I was startled by the invitation identifying me as a “Hispanic Star,” at the Midwest Regional Hispanic Leadership Summit 2022, to an audience of Hispanic leaders from across the country gathered at the Global Headquarters of 3M Corporation. With exuberant moderator and 3M’s Strategy Director Country Governance and Services Marlene Lopez Ibarra, I spoke on the political and cultural influence of art and what it represents to the Hispanic community.
Unleashing that part of my mind from my youth when the world was truly wonderful and, in a purely philosophical vein, I realize that a star exists in three forms. A sun, radiating energy, a planet or other celestial body reflecting the light of the sun, and a comet streaking across the sky. Of course, this is a way to complicate a very simple thing. My goal has always been: How to engage an audience to see themselves as stars.
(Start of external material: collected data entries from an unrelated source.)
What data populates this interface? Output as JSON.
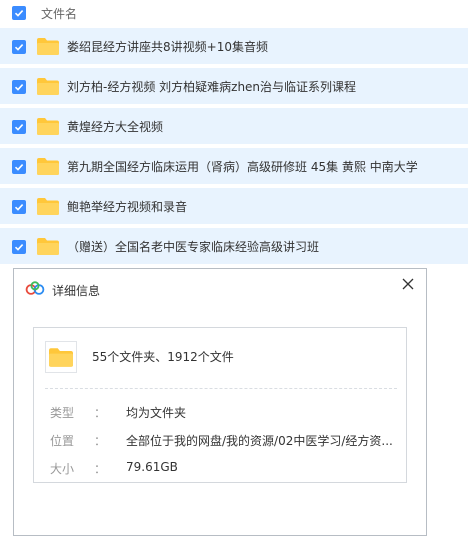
{
  "header": {
    "label": "文件名"
  },
  "files": [
    {
      "name": "娄绍昆经方讲座共8讲视频+10集音频"
    },
    {
      "name": "刘方柏-经方视频 刘方柏疑难病zhen治与临证系列课程"
    },
    {
      "name": "黄煌经方大全视频"
    },
    {
      "name": "第九期全国经方临床运用（肾病）高级研修班 45集 黄熙 中南大学"
    },
    {
      "name": "鲍艳举经方视频和录音"
    },
    {
      "name": "（赠送）全国名老中医专家临床经验高级讲习班"
    }
  ],
  "dialog": {
    "title": "详细信息",
    "summary": "55个文件夹、1912个文件",
    "rows": [
      {
        "key": "类型",
        "colon": "：",
        "value": "均为文件夹"
      },
      {
        "key": "位置",
        "colon": "：",
        "value": "全部位于我的网盘/我的资源/02中医学习/经方资..."
      },
      {
        "key": "大小",
        "colon": "：",
        "value": "79.61GB"
      }
    ]
  },
  "colors": {
    "checkbox": "#3b8cff",
    "row_highlight": "#e8f3fe",
    "folder": "#ffc73a"
  },
  "icons": {
    "checkbox": "check-icon",
    "folder": "folder-icon",
    "cloud": "baidu-cloud-icon",
    "close": "close-icon"
  }
}
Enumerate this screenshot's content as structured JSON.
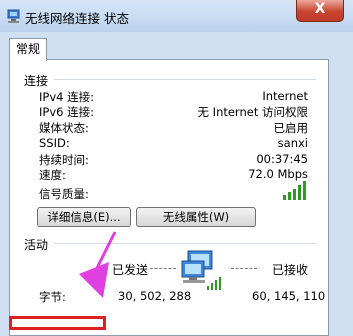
{
  "window": {
    "title": "无线网络连接 状态",
    "close_glyph": "X",
    "icon": "network-connection-icon"
  },
  "tabs": [
    {
      "label": "常规"
    }
  ],
  "connection": {
    "header": "连接",
    "rows": [
      {
        "label": "IPv4 连接:",
        "value": "Internet"
      },
      {
        "label": "IPv6 连接:",
        "value": "无 Internet 访问权限"
      },
      {
        "label": "媒体状态:",
        "value": "已启用"
      },
      {
        "label": "SSID:",
        "value": "sanxi"
      },
      {
        "label": "持续时间:",
        "value": "00:37:45"
      },
      {
        "label": "速度:",
        "value": "72.0 Mbps"
      }
    ],
    "signal_label": "信号质量:",
    "signal_bars": 5,
    "details_button": "详细信息(E)...",
    "wireless_props_button": "无线属性(W)"
  },
  "activity": {
    "header": "活动",
    "sent_label": "已发送",
    "received_label": "已接收",
    "bytes_label": "字节:",
    "bytes_sent": "30, 502, 288",
    "bytes_received": "60, 145, 110",
    "icon": "network-computers-icon",
    "annotation_color": "#e040e0",
    "highlight_color": "#e02020"
  },
  "colors": {
    "signal_green": "#2f9a24",
    "window_frame": "#cfe0f2"
  }
}
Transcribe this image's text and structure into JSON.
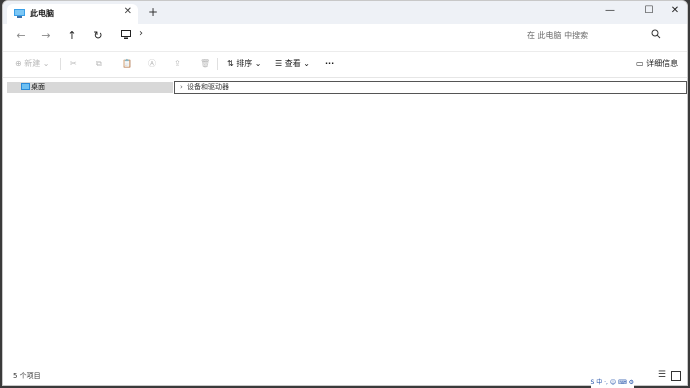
{
  "tab": {
    "title": "此电脑",
    "close": "✕",
    "new_tab": "+"
  },
  "window_controls": {
    "minimize": "—",
    "maximize": "☐",
    "close": "✕"
  },
  "nav": {
    "back": "←",
    "forward": "→",
    "up": "↑",
    "refresh": "↻",
    "breadcrumb_chevron": "›",
    "search_placeholder": "在 此电脑 中搜索"
  },
  "commands": {
    "new": "新建",
    "sort": "排序",
    "view": "查看",
    "more": "···",
    "details": "详细信息"
  },
  "sidebar": {
    "items": [
      {
        "label": "桌面",
        "icon": "desktop-icon",
        "selected": true
      }
    ]
  },
  "group": {
    "label": "设备和驱动器",
    "chevron": "›"
  },
  "status": {
    "item_count": "5 个项目"
  },
  "ime": {
    "text": "S 中 ·, ☺ ⌨ ⚙"
  },
  "colors": {
    "accent": "#0078d4",
    "titlebar": "#eef1f6",
    "selected": "#d8d8d8"
  }
}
Through a metaphorical lens, the concrete object: the art piece, is a reflection of the energy of the artist. And like a celestial body in the expanse of the universe, it is only visible if it is hit by the light of a sun. Much of what I do is a satellite of the energy I exert. And so, the arts have an aspect of nourishing the souls of us – nosotros – with the energy that is reflected off our social endeavors. And here is my indigenous sense of humor – the sun can’t see its own light – it is too busy radiating.
When I make an object, perforce, I have to accept its independence from me. As a Hispanic artist, I am, by design, casting out energy towards the Hispanic universe. I do, however, strive to be responsible in shaping that energy. The purpose of my work is to illuminate our identity. It is when we know ourselves that we can come together and move into our own future. To physically articulate my talk, I proposed an activity to the Summit organizers that would generate a communal object. It engaged all of the participants who contributed their own energy in producing the elements that went into creating a bouquet of leadership. The beauty of the process was that it employed leaders who embraced a cooperative leadership activity.
These people who sat down together around a table to share a meal were invited to participate in the creation of the elements for the final piece, which, parallel to its reality, had to be accomplished quickly, as if it were perishable. With their contributions, the image was created by me, at the back of the room while the summit continued.
I was deeply honored in being recognized as the appropriate person to deliver the closing grito of the summit. “Si se puede.”
The finished piece is remarkable in that it is a collaborative work of art, with Hispanic leaders and the Hispanic Star, and visually it is a metaphor of the summit. A coming together of the blooming of leadership and it is a snapshot because the universe continues, and leadership is like a flower. Once you cut it, it begins to fade.
I am excited this piece, “Hispanic Leadership Bouquet,” will be the shining star in the home of a 3M leader.